P30 重点施策5 産業の脱炭素化の促進
神戸の温室効果ガス排出量の半分近くを占める産業・業務部門の脱炭素化の必要性は、神戸経済の行く末を考えるうえで、重要である。そのうえで、RE100、TCFDへの賛同の動きから、サプライチェーンを含む排出量への注目が高まっているとしている。スコープ1は、(事業者自らによる温室効果ガスの直接排出(燃料の燃焼等))、スコープ2(他社から供給された電気、熱・蒸気の使用に伴う間接排出)、スコープ3(スコープ1、スコープ2以外の間接排出(事業者の活動に関連する他社の排出))とされている。こうした動向を踏まえると、今後、スコープ3の取り組みが増加すると考えられ、対応に取り組む事業者が増加することで、市内中小企業の取り組みも重要となると分析している。しかし、スコープ3を重視するのであれば、原材料の調達、電力の排出係数を大きく上昇させる石炭火力発電所をはじめとする火力発電所の影響は、大きなマイナス要因となる。たとえば、神戸発電所1-4号機からの排出は、売電先である関西電力のスコープ1・2・3の全てに影響が及ぶ。その結果、神戸市が計画において重要としている市内中小企業の取り組みに影響を与える。長期的な影響かつ、広範囲に及ぶ火力発電所の立地に際し、神戸市が真剣に向き合ってきたのかどうかが問われる事態となっている。市内に立地する4基の石炭火力発電所について、早期に稼働停止を求めていくことが、立地自治体の責務であり、市内中小企業の環境対策に大きく貢献することが期待される。繰り返しになるが、水素・アンモニア混焼は、技術的に確立しているとはいえず、コストが高く、削減への貢献度が低いので、製造方法など、どのようなスキームで行われているのかを厳格にする必要がある。
P34 重点施策6 二酸化炭素の吸収・固定
二酸化炭素の吸収・固定については、大前提として温室効果ガスの排出削減である「緩和」を最大限に努力したうえで、検討されるべきものである。しかしながら、重点施策の内容は、排出削減策が最大限実施される状況と言える状況にはない。また、取組内容として記載されているもので、どの程度の規模で、どれほどの排出削減策があるのかについて、具体的な数値について一切の記述がない。吸収・固定効果を定量的に評価することができない。今求められている2030年までの大幅な排出削減につながる施策であるとはいえないことから、行政として注力すべき対策とはいえない。こうした、本来必要な排出削減策を十分に示さず、さも効果のあるように装って計画に記載することは、市民に誤った情報が伝わる恐れがあることから、望ましい施策ではない。
その他:計画策定に関する意見
今回の計画策定においては、神戸市環境保全審議会にて議論が進められ、2022年3月頃に骨子案が神戸市HP上にて確認された。その後、審議会において4月から8月にかけて、学識経験者や専門家、事業者から科学的・専門的な知見・助言を受ける有識者勉強会が全8回開催された。そのうち3回が水素を取り扱うもので、水素への期待が見て取れる。しかしながら、有識者勉強会の詳細な資料は公開されておらず、報告の主体も神戸市環境局のほか、環境省、国交省などの省庁、事業者が中心であり、多様なアクターから報告を受け、議論が行われたとは言えない。地球温暖化の問題は、世代間格差を含むことから、委員の構成にあたっては、次世代の意見を広く取り入れ、議論を進める必要性がある。にもかかわらず、今回の計画策定には、そうした点が考慮された形跡がない。議論の期間も短く、神戸市当局の意向とスケジュールが最優先されており、市民不在の議論が続いていたと言える。

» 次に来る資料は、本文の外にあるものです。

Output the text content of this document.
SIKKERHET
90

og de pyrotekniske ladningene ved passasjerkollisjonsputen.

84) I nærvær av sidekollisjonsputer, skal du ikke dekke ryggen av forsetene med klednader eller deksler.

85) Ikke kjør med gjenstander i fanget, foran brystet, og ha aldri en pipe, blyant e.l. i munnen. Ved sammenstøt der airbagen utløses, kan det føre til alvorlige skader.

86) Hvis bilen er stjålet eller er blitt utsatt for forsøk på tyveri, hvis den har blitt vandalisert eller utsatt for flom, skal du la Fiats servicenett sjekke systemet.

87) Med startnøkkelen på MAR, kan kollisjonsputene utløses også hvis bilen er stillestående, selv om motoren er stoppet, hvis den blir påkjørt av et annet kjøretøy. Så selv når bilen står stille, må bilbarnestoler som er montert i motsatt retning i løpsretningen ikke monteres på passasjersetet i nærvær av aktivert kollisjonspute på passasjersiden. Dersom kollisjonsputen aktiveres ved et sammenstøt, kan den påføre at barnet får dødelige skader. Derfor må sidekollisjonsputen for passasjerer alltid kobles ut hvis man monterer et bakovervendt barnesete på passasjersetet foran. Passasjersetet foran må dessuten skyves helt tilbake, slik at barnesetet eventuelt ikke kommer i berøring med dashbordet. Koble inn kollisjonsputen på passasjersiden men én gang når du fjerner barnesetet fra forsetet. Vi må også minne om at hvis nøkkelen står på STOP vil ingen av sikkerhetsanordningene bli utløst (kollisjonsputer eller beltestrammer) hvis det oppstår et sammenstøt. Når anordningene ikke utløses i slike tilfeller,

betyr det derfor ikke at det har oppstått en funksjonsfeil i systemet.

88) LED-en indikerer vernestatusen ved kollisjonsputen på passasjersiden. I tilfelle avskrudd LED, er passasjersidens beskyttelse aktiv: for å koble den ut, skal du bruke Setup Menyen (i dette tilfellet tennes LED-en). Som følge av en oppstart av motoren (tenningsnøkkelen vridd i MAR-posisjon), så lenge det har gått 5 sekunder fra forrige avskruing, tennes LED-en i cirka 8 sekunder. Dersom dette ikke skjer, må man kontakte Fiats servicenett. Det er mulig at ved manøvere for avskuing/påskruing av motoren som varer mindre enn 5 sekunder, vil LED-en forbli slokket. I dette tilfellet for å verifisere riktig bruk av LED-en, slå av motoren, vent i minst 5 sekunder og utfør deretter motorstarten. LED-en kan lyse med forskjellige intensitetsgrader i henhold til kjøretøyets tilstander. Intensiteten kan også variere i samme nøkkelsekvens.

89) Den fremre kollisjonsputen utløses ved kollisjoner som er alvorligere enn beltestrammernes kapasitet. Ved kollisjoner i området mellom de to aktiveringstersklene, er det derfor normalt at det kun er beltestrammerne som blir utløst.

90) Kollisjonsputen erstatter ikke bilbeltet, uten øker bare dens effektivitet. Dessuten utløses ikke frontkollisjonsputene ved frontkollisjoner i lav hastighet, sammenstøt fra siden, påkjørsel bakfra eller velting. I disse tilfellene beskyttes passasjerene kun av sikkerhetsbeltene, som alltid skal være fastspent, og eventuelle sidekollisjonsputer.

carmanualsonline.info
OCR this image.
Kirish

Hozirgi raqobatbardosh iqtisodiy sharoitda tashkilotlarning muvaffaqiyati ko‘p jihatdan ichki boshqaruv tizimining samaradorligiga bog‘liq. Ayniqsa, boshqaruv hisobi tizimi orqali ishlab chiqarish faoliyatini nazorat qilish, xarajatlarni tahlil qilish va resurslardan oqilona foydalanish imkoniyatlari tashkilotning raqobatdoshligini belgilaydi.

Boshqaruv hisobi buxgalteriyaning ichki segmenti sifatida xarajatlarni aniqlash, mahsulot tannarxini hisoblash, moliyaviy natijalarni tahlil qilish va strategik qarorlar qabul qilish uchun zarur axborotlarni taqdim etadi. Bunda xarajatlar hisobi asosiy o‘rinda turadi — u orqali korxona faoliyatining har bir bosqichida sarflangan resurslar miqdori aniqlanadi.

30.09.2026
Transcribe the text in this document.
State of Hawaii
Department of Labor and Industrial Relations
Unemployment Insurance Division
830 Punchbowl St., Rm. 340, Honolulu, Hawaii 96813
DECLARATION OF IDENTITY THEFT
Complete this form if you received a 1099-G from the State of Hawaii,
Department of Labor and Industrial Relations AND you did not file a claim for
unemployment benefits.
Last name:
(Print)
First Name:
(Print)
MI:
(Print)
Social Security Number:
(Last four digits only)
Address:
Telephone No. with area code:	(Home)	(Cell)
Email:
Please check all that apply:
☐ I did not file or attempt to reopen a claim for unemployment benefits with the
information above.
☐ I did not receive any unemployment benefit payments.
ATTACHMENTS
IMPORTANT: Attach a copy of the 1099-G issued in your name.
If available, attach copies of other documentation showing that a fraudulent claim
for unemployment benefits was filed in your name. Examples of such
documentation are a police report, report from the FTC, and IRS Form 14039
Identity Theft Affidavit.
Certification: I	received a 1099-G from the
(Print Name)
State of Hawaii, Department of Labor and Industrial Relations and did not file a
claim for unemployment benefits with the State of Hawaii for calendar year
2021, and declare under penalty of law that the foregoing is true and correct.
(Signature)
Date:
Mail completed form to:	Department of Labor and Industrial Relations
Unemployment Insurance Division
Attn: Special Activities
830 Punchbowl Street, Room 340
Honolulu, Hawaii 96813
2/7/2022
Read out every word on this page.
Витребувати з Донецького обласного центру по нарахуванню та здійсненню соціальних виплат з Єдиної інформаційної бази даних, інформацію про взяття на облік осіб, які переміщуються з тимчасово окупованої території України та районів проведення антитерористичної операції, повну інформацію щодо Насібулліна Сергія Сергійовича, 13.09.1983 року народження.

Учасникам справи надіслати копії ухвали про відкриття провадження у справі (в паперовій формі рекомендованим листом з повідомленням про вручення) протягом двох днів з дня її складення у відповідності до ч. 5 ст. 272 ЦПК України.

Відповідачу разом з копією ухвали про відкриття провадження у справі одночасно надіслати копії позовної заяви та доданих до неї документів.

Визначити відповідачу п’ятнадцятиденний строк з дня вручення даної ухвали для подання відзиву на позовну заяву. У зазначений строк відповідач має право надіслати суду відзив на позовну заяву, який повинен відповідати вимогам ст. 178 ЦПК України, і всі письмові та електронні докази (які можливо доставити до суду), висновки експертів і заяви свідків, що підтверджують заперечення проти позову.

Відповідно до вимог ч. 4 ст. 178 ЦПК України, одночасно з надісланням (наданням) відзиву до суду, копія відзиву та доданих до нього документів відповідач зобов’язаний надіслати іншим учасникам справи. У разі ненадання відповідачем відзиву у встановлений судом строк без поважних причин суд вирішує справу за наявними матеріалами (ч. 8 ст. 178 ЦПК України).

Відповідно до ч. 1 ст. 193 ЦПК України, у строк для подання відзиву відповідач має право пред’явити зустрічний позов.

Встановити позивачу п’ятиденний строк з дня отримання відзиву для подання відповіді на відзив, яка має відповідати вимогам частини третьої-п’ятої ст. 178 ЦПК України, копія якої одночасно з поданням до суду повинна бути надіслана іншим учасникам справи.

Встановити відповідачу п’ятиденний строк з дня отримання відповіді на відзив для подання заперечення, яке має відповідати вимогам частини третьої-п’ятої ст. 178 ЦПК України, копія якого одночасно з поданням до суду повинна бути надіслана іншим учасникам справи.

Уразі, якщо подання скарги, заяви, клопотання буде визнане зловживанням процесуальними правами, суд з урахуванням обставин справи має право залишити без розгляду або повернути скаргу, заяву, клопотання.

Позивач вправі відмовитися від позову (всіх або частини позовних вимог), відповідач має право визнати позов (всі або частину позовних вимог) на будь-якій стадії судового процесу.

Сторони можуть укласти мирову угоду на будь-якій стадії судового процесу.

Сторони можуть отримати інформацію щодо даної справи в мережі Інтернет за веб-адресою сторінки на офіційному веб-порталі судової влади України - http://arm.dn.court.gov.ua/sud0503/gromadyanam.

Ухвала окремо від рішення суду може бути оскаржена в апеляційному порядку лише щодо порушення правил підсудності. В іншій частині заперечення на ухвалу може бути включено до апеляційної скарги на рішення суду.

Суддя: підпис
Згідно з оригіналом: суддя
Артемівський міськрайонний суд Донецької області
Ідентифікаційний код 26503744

現在、計画策定の際には、パブリックコメント以外にも、住民を無作為抽出し、情報提供と議論を通じて気候変動対策について話し合う会議として、「気候市民会議」が欧州のいくつかの国、地域で試みられ、広がっている。日本においても、札幌市を皮切りに、川崎市などでも実施され、政策提言につながっている。こうした熟議を通じた意見形成、提案によって、脱炭素社会への転換を図るべきである。